Federated Unlearning Model Recovery in Data with Skewed Label Distributions
Xinrui Yu, Wenbin Pei, Bing Xue, Qiang Zhang
TL;DR
The paper tackles the problem of federated unlearning under skewed label distributions, where removing a client's data can degrade performance on the skewed class. It introduces Imba-ULRc, a recovery approach that first oversamples the skewed class using an encoder-decoder framework combined with SMOTE in a reduced feature space, then denoises the generated data via a density-based method, and finally conducts iterative recovery training across the remaining clients. Empirical results on MNIST, FMNIST, and USPS with multiple skew levels show that Imba-ULRc outperforms baseline recovery and imbalanced-FL methods on both the skewed class and the global model, with ablation studies confirming the benefits of denoising and the sensitivity analysis identifying an optimal neighborhood size.
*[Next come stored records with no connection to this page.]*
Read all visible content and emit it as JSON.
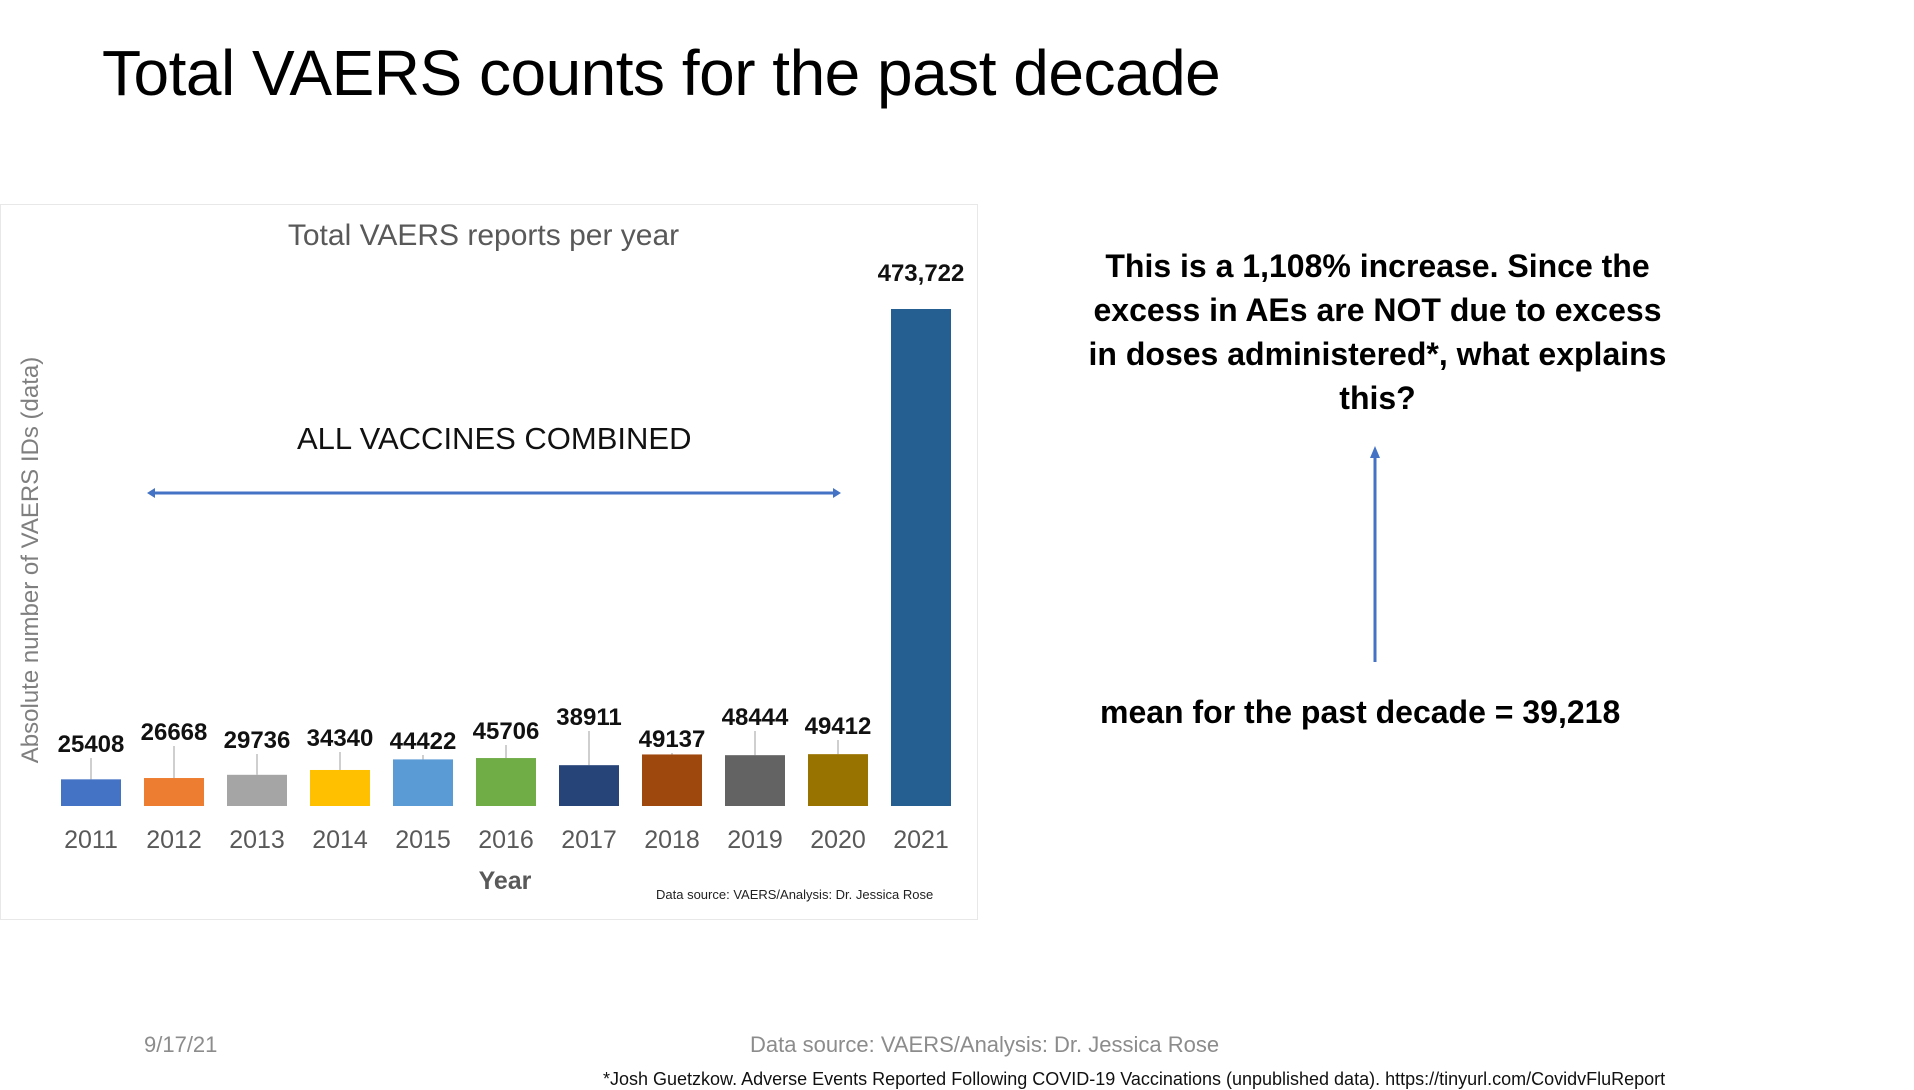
{
  "slide": {
    "title": "Total VAERS counts for the past decade",
    "callout": "This is a 1,108% increase. Since the excess in AEs are NOT due to excess in doses administered*, what explains this?",
    "mean_text": "mean for the past decade = 39,218",
    "footer_date": "9/17/21",
    "footer_source": "Data source: VAERS/Analysis: Dr. Jessica Rose",
    "footnote": "*Josh Guetzkow. Adverse Events Reported Following COVID-19 Vaccinations (unpublished data). https://tinyurl.com/CovidvFluReport"
  },
  "chart_data": {
    "type": "bar",
    "title": "Total VAERS reports per year",
    "xlabel": "Year",
    "ylabel": "Absolute number of VAERS IDs (data)",
    "annotation": "ALL VACCINES COMBINED",
    "source_note": "Data source: VAERS/Analysis: Dr. Jessica Rose",
    "categories": [
      "2011",
      "2012",
      "2013",
      "2014",
      "2015",
      "2016",
      "2017",
      "2018",
      "2019",
      "2020",
      "2021"
    ],
    "values": [
      25408,
      26668,
      29736,
      34340,
      44422,
      45706,
      38911,
      49137,
      48444,
      49412,
      473722
    ],
    "data_labels": [
      "25408",
      "26668",
      "29736",
      "34340",
      "44422",
      "45706",
      "38911",
      "49137",
      "48444",
      "49412",
      "473,722"
    ],
    "colors": [
      "#4472c4",
      "#ed7d31",
      "#a5a5a5",
      "#ffc000",
      "#5b9bd5",
      "#70ad47",
      "#264478",
      "#9e480e",
      "#636363",
      "#997300",
      "#255e91"
    ],
    "ylim": [
      0,
      473722
    ],
    "grid": false,
    "legend": "none"
  }
}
The method provides a practical way to restore unlearning performance while preserving fairness and privacy constraints in federated settings, though it introduces additional computational overhead and motivates incentive mechanisms for participants during recovery.
Abstract
In federated learning, federated unlearning is a technique that provides clients with a rollback mechanism that allows them to withdraw their data contribution without training from scratch. However, existing research has not considered scenarios with skewed label distributions. Unfortunately, the unlearning of a client with skewed data usually results in biased models and makes it difficult to deliver high-quality service, complicating the recovery process. This paper proposes a recovery method of federated unlearning with skewed label distributions. Specifically, we first adopt a strategy that incorporates oversampling with deep learning to supplement the skewed class data for clients to perform recovery training, therefore enhancing the completeness of their local datasets. Afterward, a density-based denoising method is applied to remove noise from the generated data, further improving the quality of the remaining clients' datasets. Finally, all the remaining clients leverage the enhanced local datasets and engage in iterative training to effectively restore the performance of the unlearning model. Extensive evaluations on commonly used federated learning datasets with varying degrees of skewness show that our method outperforms baseline methods in restoring the performance of the unlearning model, particularly regarding accuracy on the skewed class.